Na grząskim gruncie

Na tym grząskim gruncie Chorwacja z Nigerią zagrają spotkanie, które rozpocznie się najpóźniej na mundialu – o 21.00 naszego czasu. Jest to pierwszy w historii ich kontakt i szósty rywal „Vatrenich” z Afryki. Grali z Egiptem, Kamerunem, Mali, Marokiem i w ostatnim spotkaniu przed mundialem z Senegalem. Żadnego z tych meczów nie przegrali. Nigerię muszą pokonać, jeśli chcą zająć 2. miejsce w grupie. Zagrają potem z Argentyną, a na koniec z Islandią, z którą rywalizowali w dwóch ostatnich eliminacjach ME i MŚ i niezbyt im się wiodło.

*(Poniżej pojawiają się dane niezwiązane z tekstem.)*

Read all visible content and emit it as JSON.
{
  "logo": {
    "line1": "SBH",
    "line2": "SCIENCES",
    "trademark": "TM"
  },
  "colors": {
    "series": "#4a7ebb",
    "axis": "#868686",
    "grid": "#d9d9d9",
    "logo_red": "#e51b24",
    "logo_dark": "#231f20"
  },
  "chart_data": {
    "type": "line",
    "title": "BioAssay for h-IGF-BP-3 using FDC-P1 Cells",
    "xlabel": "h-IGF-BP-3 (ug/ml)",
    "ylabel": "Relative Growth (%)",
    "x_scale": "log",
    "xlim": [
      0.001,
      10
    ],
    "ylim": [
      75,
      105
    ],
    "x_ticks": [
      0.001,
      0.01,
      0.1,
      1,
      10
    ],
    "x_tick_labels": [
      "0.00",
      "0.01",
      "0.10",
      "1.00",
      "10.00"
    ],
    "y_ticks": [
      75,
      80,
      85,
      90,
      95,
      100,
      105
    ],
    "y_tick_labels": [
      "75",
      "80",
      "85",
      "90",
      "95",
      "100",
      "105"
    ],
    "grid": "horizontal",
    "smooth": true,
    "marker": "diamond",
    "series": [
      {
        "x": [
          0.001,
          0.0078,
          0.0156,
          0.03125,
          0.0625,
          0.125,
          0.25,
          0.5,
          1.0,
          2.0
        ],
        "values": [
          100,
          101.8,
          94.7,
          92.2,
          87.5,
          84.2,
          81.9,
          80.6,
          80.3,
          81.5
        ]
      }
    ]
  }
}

Od marcowego sukcesu z Polską Nigeria w następnych 4 meczach już nie wygrała (remis i 3 porażki). Natomiast Chorwatów 2:1 z Senegalem bardzo podniósł na duchu. Zwykle mają na szpicy tylko Mario Mandżukicia i zdobywanie goli przychodzi im z trudem. Nabrali odwagi i podały „Sportske novosti” trener Zlatko Dalić ma wystawić w meczu z Nigerią aż czterech zawodników w ataku! Zdobywca zwycięskiego trafienia z Senegalem, Ante Kramarić, ma towarzyszyć na środku Mandżukiciowi, na skrzydłach mają wypracowywać im szanse Ivan Periszić i Ante Rebić.
Mecz sędziuje Brazylijczyk Sandro Ricci. Na mundialu w 2014 roku w spotkaniu Francji z Hondurasem był pierwszym arbitrem, który uznał bramkę przy pomocy „goal-line technology”.

 

Grupa D

KALININGRAD – SOBOTA, 16.06, GODZ. 21.00

CHORWACJA – NIGERIA
sędzia – Sandro Ricci (Brazylia).

CHORWACJA (1-4-2-4)
23 Subaszić – 2 Vrsaljko, 6 Lovren, 21 Vida, 3 Strinić – 10 Modrić, 7 Rakitić – 9 Kramarić, 4 Periszić, 17 Mandżukić, 18 Rebić.

NIGERIA (1-4-2-3-1)
23 Uzoho – 12 Shehu, 5 Troost-Ekong, 4 Omeruo, 2 Idowu – 13 Ndidi, 10 Mikel – 11 Moses, 8 Etebo, 18 Iwobi – 9 Ighalo.